Verificar o nível do reservatório do lavador do pára-brisa;
Verificar o nível do óleo do motor;
Verificar a pressão e desgaste dos pneus;
Verificar o nível da solução da bateria (somente com bateria normal);
Verificar o funcionamento do sistema de iluminação;
Verificar o nível do reservatório do fluido do freio;

Verificar o nível do reservatório do fluido da direção hidráulica.
23) Quando devo reduzir o período de lubrificação e manutenção?

Quando o veiculo transitar em condições desfavoráveis – estradas lamacentas, regiões de muita poeira.  
Verificar diariamente o estado do filtro de ar, quando seu veiculo transitar em regiões de muita poeira.

Quando usar um óleo que possua um nível de desempenho superior ao recomendado pelo fabricante do motor do seu veiculo (Ver as recomendações no item 15).
24) É possível medir a viscosidade do óleo pelo tato, com os dedos?
Muitos mecânicos acreditam que medem a viscosidade do óleo colocando uma gota de óleo entre o polegar e o dedo indicador e esfregando os dois.  Isto não é verdadeiro.
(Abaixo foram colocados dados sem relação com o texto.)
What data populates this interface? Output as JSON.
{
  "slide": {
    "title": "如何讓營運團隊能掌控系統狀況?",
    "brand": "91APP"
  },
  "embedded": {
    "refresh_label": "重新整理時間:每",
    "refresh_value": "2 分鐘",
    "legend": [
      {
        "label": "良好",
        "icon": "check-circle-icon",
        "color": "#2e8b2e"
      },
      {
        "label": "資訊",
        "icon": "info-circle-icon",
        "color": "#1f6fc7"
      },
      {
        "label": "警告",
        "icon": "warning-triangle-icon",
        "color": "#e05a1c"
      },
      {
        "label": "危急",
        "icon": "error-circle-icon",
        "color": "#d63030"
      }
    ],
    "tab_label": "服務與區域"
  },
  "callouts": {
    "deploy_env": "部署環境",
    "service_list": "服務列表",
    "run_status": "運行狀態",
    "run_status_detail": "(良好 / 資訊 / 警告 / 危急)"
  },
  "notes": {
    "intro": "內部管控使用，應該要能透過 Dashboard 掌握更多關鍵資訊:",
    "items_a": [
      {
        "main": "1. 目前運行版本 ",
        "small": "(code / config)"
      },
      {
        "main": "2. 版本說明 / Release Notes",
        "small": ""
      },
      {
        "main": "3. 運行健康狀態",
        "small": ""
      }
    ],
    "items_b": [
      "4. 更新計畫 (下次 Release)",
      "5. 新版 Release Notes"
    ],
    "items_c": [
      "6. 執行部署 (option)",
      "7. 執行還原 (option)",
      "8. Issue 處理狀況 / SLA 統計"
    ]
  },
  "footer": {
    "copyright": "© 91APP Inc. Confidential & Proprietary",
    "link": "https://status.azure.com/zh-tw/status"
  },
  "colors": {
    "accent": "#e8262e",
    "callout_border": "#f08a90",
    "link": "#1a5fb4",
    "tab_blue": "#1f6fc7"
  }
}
Para medir a viscosidade de um óleo são necessário viscosímetros de alta precisão, operados por técnicos treinados.  As afirmações dos mecânicos de que o óleo “não tem liga” , “o óleo virou água”. não tem siginificado.
25) O óleo causou o defeito no motor?

Este é um dos maiores mitos na técnica de lubrificação.
Esta é uma alegação comum na área automotiva. É uma resposta comum de mecânicos que não estão esclarecidos quanto ao assunto lubrificante. Quando a alegação é feita normalmente, a inspeção do motor ou da máquina e a análise do lubrificante revelarão rapidamente as verdadeiras causas.
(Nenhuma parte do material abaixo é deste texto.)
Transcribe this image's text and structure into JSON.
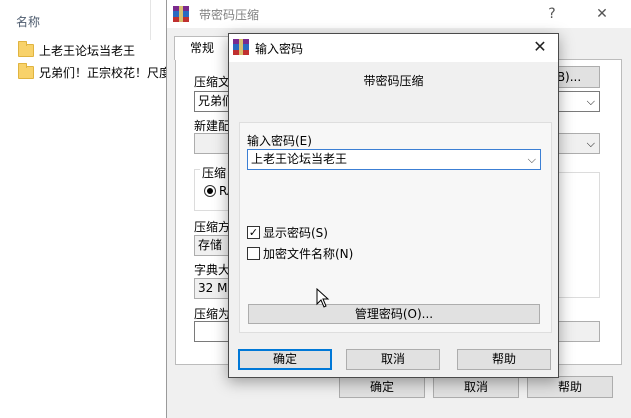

O lubrificante correto para a aplicação jamais causará qualquer dano ao motor.  Um motor pode fundir com o melhor óleo se este não chegar a ponto de lubrificação por obstrução ou por nível insuficiente no cárter da máquina.   Porem não se pode atribuir ao óleo a culpa pela falha mecânica.    É surpreendente o numero de motores que funcionam por longos períodos com lubrificante inadequados.  E inadmissível aceitar a afirmação de que o mecanismo avariou-se em conseqüência do uso de um lubrificante correto para a aplicação.  Um motor funde por falta de lubrificante, jamais quando lubrificado de alguma maneira.
26)  O motor do meu carro esta com “Batida de Pino”?

Detonação ou batida de pino é o barulho que se ouve quando o motor é submetido a um esforço maior, como subir uma ladeira ou quando o motor está desregulado – ignição muito adiantada.   O fenômeno ainda pode ocorrer quando a taxa de compressão do motor for excessivamente alta para o tipo de gasolina empregada.  Este é um ponto de freqüente controvérsia e há muitas noções errôneas.  Além do ruído irritante, a detonação resulta em sobre aquecimento, perda de potência e se prolongado poderá danificar o motor.

27) Taxa de Compressão
A taxa de compressão é a relação entre o volume de um dos cilindros do motor com seu pistão no ponto morto inferior (ou seja, totalmente "em baixo") e o volume da câmara de combustão correspondente (volume do cilindro com o pistão no ponto morto superior, ou seja, totalmente "em cima"), e indica quantas vezes o volume de mistura é comprimido antes de ocorrer a centelha da vela de ignição. Assim uma taxa de compressão de 9:1 por exemplo, indica que a mistura é comprimida 9 vezes.